IsoDDE is not new. Isomorphic Labs has been running real drug programs on it for years. The public release offers a window into a system already embedded in active pipelines.

That distinction matters for credibility. The results are not from a single benchmark sprint or isolated dataset. They reflect sustained work across multiple problem classes, validated against established methods.

In an August 2025 interview with 60 Minutes, Hassabis described the stakes clearly:

“So on average, it takes, you know, 10 years and billions of dollars to design just one drug,” he said. “We can maybe reduce that down from years to maybe months or maybe even weeks.”

At the time, the claim sounded ambitious. After IsoDDE, it reads like a roadmap.

What IsoDDE Does, and Does Not Replace

None of this eliminates clinical trials, safety studies, or regulatory review. Human biology remains unpredictable. Drugs still fail for reasons no model can foresee.

What IsoDDE changes is the front end of discovery: the search for viable candidates. That phase consumes the majority of time and capital in drug development. Compressing it reshapes the economics of medicine.

Failures still happen. They just happen faster and earlier.

Why the Nobel Feels Close — and Distant

Hassabis once said most diseases could be cured within ten years. That line drew skepticism, and rightly so. Biology resists timelines.

Yet the distance between that claim and current reality has narrowed. AlphaFold proved AI could read biology. IsoDDE shows AI acting on it.

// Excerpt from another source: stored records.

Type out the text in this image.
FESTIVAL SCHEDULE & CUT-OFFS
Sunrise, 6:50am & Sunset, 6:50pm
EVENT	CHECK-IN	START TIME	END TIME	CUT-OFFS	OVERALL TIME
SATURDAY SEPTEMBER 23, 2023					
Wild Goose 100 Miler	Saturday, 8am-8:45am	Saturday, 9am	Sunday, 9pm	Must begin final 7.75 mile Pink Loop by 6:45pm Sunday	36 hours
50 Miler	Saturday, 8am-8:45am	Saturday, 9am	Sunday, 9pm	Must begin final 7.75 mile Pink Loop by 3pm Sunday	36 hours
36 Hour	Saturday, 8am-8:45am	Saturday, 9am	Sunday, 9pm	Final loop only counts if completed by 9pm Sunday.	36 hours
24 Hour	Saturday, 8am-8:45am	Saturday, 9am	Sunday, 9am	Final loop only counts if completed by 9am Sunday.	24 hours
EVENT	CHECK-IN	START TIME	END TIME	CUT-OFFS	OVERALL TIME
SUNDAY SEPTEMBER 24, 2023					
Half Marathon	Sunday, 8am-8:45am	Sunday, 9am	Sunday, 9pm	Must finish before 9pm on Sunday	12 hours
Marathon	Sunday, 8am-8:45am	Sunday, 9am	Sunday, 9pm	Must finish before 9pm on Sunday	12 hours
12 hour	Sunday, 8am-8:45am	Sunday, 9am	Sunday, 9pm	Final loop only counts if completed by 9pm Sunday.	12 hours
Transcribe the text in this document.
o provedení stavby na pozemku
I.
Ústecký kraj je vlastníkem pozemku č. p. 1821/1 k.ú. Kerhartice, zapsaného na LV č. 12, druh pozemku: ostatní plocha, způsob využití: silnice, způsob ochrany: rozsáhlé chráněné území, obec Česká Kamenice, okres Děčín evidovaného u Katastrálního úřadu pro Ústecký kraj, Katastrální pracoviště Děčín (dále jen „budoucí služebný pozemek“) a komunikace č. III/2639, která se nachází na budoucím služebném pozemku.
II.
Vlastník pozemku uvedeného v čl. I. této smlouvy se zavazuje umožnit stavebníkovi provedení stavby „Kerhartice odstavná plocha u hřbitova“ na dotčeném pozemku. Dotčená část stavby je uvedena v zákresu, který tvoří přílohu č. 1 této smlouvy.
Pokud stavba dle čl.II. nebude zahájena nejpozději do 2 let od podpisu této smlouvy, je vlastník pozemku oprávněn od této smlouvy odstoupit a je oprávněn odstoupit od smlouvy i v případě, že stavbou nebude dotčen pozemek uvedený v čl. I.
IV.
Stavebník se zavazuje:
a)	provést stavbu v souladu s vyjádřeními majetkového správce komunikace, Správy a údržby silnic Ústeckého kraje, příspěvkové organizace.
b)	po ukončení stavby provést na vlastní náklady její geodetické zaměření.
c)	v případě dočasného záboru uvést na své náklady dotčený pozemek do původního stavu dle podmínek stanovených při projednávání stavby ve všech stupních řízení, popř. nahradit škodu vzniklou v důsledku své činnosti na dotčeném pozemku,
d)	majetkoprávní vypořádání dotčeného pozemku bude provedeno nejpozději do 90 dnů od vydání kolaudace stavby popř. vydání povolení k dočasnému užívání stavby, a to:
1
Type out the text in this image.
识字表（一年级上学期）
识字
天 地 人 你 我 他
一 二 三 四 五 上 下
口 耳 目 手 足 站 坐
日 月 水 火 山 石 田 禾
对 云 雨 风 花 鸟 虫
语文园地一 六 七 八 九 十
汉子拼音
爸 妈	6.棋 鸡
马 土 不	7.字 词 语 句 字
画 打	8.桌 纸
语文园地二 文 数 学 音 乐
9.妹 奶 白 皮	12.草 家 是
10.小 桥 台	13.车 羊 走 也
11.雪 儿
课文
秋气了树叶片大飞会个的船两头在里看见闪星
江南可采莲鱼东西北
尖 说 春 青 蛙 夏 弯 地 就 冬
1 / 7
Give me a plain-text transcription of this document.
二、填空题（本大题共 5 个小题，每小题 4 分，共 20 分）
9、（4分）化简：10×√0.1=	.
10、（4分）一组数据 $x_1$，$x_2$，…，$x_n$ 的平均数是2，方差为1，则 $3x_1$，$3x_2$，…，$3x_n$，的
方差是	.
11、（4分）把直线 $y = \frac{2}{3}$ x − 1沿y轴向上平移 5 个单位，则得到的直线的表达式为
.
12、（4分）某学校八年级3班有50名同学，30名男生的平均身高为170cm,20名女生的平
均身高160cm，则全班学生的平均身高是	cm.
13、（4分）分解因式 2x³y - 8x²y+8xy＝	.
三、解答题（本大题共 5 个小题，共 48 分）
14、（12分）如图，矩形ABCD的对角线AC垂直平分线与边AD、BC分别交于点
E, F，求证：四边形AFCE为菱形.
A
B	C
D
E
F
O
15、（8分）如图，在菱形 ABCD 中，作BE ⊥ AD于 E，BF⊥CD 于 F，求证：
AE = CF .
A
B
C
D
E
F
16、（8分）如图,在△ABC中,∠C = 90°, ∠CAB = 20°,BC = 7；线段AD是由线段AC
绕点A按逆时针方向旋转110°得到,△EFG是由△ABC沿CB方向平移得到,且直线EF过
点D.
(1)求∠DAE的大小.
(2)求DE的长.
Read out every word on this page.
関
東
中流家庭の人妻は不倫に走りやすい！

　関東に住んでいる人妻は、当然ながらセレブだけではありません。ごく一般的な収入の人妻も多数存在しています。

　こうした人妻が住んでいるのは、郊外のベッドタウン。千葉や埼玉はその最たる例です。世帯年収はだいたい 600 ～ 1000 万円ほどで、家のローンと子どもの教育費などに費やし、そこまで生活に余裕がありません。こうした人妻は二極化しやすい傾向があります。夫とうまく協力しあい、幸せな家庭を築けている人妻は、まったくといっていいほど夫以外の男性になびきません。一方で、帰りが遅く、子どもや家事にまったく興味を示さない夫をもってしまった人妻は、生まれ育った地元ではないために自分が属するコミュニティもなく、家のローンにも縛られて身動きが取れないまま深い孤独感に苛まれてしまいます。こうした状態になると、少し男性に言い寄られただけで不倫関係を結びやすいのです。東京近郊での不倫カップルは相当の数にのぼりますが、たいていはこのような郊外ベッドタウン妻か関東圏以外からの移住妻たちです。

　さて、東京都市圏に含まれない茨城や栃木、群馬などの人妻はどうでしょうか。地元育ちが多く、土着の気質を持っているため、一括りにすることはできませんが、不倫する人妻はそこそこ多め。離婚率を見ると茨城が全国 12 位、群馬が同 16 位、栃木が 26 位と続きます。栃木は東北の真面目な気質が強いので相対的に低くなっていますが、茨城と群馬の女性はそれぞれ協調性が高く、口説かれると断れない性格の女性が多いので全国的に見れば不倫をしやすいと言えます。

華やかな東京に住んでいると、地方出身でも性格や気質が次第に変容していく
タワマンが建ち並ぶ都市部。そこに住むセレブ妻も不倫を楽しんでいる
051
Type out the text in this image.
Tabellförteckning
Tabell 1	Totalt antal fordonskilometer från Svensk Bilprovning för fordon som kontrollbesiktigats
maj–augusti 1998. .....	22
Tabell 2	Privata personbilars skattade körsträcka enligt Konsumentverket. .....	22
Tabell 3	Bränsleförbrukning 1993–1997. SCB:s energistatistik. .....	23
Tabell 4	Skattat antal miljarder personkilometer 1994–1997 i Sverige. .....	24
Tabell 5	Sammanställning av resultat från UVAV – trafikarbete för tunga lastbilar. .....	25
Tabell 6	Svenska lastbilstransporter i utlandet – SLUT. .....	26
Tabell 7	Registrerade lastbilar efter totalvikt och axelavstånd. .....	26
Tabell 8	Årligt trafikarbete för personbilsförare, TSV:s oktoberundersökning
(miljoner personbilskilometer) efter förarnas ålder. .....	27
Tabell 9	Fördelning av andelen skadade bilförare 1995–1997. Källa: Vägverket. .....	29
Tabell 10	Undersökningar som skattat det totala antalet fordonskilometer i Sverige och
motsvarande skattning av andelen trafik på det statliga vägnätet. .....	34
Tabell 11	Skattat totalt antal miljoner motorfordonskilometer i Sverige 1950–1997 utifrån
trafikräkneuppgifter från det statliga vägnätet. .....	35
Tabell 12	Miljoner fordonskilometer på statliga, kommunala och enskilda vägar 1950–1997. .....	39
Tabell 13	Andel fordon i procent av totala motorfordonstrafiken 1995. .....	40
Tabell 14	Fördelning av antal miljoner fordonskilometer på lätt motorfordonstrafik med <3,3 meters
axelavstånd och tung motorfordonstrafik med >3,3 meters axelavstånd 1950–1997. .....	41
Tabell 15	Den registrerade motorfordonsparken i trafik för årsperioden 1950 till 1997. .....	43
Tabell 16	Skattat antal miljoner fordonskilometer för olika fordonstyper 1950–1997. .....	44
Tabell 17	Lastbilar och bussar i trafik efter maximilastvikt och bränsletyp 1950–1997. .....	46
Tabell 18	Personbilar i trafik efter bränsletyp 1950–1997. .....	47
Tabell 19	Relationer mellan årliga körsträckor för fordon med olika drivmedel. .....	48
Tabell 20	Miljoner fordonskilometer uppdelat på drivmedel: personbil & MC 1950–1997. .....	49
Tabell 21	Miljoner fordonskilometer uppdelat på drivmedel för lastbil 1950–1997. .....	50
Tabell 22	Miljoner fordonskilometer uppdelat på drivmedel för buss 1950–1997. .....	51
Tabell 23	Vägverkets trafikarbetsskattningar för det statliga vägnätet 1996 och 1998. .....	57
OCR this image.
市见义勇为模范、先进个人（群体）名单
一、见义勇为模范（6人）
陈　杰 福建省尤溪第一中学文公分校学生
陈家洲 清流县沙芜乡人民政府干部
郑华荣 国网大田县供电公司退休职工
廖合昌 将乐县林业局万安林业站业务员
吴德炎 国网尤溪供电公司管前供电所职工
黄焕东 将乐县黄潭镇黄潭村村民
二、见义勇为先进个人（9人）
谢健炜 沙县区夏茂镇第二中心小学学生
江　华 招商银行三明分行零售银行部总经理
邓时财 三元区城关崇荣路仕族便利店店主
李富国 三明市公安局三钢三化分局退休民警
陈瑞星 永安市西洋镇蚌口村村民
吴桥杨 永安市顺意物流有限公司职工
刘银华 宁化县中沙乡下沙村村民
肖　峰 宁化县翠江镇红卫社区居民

On X, Hassabis framed the moment carefully:

“The drug design engine we’re building at @IsomorphicLabs is extending the SOTA further across key benchmarks, showing huge progress in accuracy and capabilities critical for in-silico drug discovery. Incredible work from @maxjaderberg and the entire team at Isomorphic Labs!”

The drug design engine we’re building at @IsomorphicLabs is extending the SOTA further across key benchmarks, showing huge progress in accuracy and capabilities critical for in-silico drug discovery. Incredible work from @maxjaderberg and the entire team at Isomorphic Labs! https://t.co/cnnNhjTFtX

— Demis Hassabis (@demishassabis) February 10, 2026

The data support that confidence.

The shelf life of a Nobel Prize has not expired. It has simply been shortened.